You want WorkManager to flush the persisted offline send queue once the device regains connectivity. Which setup fits best?
- An always-on foreground service kept running around the clock for network checks
- A unique expedited one-time work request constrained to connected network
- An exact AlarmManager alarm set to trigger during Doze mode and wake it up
- A periodic worker without constraints that runs once every minute forever
Answer: A unique expedited one-time work request constrained to connected network
A constrained one-time worker runs only when the network is available and uniqueness avoids piling up duplicate flush jobs; a permanent foreground service is abusive and an unconstrained minute timer wastes battery.
The client receives messages tagged with server sequence numbers and sees the sequence jump from 100 straight to 103. What is the correct response?
- Render them in arrival order and ignore the missing range
- Wipe the local thread and reload the entire conversation from scratch
- Detect the 101–102 gap and request a targeted backfill for it
- Block the UI thread until the missing messages eventually arrive
Answer: Detect the 101–102 gap and request a targeted backfill for it
Monotonic server sequence numbers let the client spot gaps and fetch exactly the missing range, restoring correct order and completeness without an expensive full reload.
After a reconnect, the same message can arrive both over the socket and via an FCM-triggered fetch. How do you keep it from appearing twice in the UI?
- Upsert into Room by server message id so the second write no-ops
- Trust whichever copy arrives first and ignore the canonical server id
- Append both rows and let the user manually delete the duplicate later
- Disable FCM completely whenever the WebSocket is currently connected
Answer: Upsert into Room by server message id so the second write no-ops
An idempotent upsert keyed by the server message id collapses redundant deliveries into one row, so duplicate arrivals from different paths can't produce duplicate UI items.
How should large image or video attachments be transmitted in a chat message?
- Base64-encode the whole file and stream it inside the WebSocket frames
- Cram the raw binary bytes directly into the FCM data message payload
- Upload the file to object storage, then send a small message with its URL
- Store the raw bytes in the Room row and rely on DB replication to move them
Answer: Upload the file to object storage, then send a small message with its URL
Decoupling the binary upload (resumable HTTP to object storage) from the small text/control message keeps the real-time channel lean, supports retries/progress, and avoids FCM's ~4KB payload limit.

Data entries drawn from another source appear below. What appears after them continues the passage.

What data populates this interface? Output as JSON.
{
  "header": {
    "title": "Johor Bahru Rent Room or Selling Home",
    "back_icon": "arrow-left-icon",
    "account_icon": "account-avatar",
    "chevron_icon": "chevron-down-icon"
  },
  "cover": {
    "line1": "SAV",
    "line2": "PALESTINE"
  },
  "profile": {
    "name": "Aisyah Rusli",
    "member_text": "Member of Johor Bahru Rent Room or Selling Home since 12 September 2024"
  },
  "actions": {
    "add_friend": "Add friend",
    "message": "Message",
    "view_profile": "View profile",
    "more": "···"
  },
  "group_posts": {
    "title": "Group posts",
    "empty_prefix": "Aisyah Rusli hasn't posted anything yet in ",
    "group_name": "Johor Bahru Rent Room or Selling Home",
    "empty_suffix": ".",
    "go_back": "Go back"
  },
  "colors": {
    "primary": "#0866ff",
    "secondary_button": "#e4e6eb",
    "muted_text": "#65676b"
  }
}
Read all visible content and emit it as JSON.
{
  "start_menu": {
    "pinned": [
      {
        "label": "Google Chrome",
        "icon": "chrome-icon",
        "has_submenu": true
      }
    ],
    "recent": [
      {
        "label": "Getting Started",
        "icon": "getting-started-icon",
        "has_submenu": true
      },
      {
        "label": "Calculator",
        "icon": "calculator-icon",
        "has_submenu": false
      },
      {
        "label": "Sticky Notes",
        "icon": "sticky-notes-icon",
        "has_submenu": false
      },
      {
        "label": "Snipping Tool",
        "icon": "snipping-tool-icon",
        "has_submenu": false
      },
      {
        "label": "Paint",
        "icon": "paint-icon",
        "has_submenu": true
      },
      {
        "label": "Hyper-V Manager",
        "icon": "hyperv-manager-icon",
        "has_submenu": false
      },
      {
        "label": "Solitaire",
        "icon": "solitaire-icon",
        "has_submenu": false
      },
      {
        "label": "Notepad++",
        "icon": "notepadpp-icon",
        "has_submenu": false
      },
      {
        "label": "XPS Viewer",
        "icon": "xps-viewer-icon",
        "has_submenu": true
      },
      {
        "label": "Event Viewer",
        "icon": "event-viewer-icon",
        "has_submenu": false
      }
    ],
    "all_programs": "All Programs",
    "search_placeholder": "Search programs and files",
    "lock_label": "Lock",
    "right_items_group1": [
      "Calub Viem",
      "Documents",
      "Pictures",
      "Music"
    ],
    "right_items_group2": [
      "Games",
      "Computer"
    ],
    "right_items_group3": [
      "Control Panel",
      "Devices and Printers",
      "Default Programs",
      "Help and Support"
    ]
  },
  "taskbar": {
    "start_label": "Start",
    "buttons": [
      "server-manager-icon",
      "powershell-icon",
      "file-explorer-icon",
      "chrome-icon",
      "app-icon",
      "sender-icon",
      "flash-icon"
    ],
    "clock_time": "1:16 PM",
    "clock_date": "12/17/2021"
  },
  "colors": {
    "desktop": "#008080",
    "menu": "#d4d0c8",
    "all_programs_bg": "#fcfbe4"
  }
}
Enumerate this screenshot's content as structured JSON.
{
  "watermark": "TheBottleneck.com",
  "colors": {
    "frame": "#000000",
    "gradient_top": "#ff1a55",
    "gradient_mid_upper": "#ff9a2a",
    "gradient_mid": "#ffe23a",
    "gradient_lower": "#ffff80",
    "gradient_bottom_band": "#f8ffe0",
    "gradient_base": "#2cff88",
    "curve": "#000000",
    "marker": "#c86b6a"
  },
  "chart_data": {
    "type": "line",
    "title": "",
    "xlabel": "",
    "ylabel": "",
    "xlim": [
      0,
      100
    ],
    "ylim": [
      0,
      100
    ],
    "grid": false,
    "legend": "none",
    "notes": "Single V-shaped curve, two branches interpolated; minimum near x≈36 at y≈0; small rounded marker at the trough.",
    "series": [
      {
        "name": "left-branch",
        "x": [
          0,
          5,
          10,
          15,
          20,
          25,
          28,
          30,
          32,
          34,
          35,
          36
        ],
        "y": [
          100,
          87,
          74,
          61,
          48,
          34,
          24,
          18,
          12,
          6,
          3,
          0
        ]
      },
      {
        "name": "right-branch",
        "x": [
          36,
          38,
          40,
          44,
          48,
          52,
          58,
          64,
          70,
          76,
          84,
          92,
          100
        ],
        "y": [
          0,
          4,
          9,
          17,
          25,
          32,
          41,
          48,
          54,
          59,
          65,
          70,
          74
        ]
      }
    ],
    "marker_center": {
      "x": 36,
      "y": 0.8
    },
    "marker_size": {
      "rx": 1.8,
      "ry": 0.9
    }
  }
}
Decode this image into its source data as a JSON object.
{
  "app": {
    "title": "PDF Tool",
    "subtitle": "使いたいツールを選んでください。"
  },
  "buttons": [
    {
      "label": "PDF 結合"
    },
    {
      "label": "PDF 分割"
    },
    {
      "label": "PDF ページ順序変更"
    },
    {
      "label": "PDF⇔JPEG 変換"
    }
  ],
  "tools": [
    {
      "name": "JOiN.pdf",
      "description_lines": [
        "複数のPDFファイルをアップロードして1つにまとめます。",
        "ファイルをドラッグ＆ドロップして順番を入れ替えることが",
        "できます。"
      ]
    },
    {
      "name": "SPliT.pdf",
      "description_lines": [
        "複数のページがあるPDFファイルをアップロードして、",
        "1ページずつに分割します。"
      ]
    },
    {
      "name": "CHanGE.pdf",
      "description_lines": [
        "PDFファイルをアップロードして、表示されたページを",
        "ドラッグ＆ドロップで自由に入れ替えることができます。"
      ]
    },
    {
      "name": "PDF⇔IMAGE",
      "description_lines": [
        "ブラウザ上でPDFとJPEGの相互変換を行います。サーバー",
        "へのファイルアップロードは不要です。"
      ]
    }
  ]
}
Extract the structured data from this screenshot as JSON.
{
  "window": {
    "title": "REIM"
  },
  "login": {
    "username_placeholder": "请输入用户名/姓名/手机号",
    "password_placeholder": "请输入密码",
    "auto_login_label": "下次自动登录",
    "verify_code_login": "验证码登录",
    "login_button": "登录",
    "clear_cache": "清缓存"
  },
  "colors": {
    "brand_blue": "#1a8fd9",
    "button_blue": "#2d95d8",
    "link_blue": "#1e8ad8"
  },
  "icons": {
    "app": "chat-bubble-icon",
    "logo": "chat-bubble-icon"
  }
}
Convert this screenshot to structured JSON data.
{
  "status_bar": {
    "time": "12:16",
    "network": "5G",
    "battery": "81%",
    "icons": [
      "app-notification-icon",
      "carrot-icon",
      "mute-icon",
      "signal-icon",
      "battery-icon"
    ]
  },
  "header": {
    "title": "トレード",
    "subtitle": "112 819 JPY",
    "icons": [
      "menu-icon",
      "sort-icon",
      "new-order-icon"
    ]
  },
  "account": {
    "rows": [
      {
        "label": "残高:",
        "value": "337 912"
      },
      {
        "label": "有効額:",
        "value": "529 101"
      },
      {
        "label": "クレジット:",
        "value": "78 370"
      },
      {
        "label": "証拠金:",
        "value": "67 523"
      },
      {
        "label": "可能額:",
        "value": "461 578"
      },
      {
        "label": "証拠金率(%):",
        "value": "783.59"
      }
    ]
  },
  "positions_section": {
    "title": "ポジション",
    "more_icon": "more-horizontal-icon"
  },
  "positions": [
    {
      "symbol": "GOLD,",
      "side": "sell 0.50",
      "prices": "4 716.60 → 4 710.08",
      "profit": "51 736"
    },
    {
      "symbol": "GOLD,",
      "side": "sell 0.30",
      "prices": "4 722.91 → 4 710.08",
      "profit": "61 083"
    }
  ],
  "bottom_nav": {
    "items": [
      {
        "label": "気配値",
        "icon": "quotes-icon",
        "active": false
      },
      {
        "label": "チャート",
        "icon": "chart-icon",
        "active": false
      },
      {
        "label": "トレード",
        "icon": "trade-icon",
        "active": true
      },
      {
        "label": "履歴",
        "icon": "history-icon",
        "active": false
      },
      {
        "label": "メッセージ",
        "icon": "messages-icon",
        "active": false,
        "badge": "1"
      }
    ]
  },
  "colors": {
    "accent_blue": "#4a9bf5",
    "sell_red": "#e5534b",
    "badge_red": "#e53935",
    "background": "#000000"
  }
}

You want infinite-scroll history that is fetched from the network but always rendered from Room as the source of truth. Which Paging 3 component bridges the two?
- A PagingSource querying the REST endpoint directly with no local Room cache
- Manual LIMIT/OFFSET SQL queries fired on every single scroll event
- A LiveData.map transform over the entire in-memory message list
- A RemoteMediator filling Room from the network for PagingSource to read
Answer: A RemoteMediator filling Room from the network for PagingSource to read
RemoteMediator handles boundary-triggered network loads and writes results into Room, while Room's PagingSource feeds the UI, giving an offline-first paged list with the database as the single source of truth.